La pagina del Vangelo proclamata oggi ci invita a ripensare con coraggio su cosa costruiamo oggi le nostre relazioni personali, familiari, ecclesiali, sociali. Non ci troviamo alla fine del mondo. Ci troviamo, piuttosto, ad un passaggio di una storia che ha ancora un lungo cammino di fronte a sé. Il domani, dunque, che pure ci sarà, dipenderà dalla novità delle relazioni che iniziamo a costruire ora. La morte, ogni morte, non è vinta semplicemente dalla Vita, ma dall’Amore. Sarebbe riduttivo leggere questo momento di limitazioni, questa battaglia comune solo come tentativo di salvare le nostre vite. Questa è una battaglia che prima o poi perderemo. Siamo piuttosto chiamati ad impegnarci per creare un nuovo mondo, che ha nel Risorto il suo invincibile inizio e nell’amore gratuito e libero il suo modello. In altre parole, sapremo creare un mondo nuovo nella misura in cui l’Eucarestia davvero darà forma alle nostre comunità, nello spezzare il pane innanzitutto; e poi nel far nascere relazioni fondate sull'interesse per la persona, sulla giustizia, su modelli sociali inclusivi e non esclusivi, su forme di sviluppo equilibrate e attente al bene comune.

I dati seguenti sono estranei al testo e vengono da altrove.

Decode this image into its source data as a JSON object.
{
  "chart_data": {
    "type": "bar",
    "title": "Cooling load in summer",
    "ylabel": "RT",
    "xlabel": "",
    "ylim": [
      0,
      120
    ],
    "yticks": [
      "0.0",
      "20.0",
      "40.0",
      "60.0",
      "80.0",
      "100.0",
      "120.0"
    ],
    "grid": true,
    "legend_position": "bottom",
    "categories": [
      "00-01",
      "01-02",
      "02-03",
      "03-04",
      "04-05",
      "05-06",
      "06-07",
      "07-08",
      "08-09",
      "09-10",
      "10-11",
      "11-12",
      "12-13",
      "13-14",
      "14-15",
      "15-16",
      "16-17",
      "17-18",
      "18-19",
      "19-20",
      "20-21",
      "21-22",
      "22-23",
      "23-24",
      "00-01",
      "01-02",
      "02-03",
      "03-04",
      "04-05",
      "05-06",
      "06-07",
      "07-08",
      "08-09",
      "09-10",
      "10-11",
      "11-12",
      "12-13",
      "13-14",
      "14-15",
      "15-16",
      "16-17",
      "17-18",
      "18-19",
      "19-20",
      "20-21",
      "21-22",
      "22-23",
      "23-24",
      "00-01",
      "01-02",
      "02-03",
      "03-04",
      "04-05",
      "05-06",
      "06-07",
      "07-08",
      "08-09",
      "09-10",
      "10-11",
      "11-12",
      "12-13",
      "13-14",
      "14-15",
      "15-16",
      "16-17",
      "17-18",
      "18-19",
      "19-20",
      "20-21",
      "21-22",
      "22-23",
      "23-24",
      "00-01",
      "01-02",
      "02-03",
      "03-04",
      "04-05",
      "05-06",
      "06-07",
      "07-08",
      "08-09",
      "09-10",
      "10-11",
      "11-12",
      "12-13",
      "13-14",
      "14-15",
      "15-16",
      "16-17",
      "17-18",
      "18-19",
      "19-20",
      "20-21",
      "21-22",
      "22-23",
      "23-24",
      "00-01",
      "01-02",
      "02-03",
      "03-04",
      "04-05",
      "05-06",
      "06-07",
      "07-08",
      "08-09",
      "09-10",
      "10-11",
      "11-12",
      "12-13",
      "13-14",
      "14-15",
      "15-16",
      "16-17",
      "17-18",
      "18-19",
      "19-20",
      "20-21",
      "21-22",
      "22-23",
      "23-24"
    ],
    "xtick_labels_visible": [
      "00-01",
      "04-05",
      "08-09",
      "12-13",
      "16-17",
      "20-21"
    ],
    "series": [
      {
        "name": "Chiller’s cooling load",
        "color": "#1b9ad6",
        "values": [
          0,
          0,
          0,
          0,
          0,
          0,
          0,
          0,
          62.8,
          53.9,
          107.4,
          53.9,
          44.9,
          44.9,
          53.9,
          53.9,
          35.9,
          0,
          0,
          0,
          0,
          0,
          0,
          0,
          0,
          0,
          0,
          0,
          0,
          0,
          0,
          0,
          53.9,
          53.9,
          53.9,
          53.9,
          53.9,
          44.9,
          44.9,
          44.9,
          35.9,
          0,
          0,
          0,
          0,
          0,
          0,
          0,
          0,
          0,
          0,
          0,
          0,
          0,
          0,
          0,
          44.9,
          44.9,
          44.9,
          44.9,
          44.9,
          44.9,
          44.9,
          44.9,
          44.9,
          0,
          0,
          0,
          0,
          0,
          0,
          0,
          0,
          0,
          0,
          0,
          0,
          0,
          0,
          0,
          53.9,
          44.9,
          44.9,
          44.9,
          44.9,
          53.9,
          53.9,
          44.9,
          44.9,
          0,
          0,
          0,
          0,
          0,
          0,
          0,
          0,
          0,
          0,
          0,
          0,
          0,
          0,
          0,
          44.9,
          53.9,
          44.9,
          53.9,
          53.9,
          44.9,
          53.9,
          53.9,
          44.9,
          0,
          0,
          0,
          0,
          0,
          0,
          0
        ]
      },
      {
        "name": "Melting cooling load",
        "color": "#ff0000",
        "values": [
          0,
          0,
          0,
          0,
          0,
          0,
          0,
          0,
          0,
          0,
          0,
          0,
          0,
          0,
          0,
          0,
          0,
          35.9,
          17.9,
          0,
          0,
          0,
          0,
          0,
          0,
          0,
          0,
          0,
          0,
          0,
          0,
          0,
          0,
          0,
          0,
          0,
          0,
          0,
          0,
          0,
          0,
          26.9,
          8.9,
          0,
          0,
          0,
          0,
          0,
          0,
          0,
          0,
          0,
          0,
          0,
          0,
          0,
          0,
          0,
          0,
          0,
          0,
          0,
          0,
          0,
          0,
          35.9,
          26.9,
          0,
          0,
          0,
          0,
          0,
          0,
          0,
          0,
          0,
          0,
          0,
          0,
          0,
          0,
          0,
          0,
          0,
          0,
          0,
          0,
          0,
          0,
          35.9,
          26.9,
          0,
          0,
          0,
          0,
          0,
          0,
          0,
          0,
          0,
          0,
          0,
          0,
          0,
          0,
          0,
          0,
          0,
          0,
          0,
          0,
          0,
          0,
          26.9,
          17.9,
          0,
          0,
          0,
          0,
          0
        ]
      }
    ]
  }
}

Non sappiamo cosa e chi incontreremo in questo cammino e dove, nella nostra vita, ci porterà questa strada indicata da Gesù. Ma si potrà essere certi che nessun “dove”, nessun luogo in cui la vita ci condurrà, sarà più “fuori”, inutile, lontano da Dio, se accoglieremo la consegna che oggi Gesù ci fa: “anche voi dovete lavare i piedi gli uni agli altri” (13,14). “…che vi amiate gli uni gli altri” (15,17). Ogni cosa, ogni esperienza vissuta in questo modo diventerà un ritorno al Padre.

Prima della lavanda dei piedi, Gesù aveva affermato che nessuno poteva ancora seguirlo. Ma dopo aver mostrato come si ama, Gesù può affermare: “Ora conoscete la via” (14,4).

Anche noi, oggi, riprendiamo un cammino, e di questo cammino ora conosciamo la via.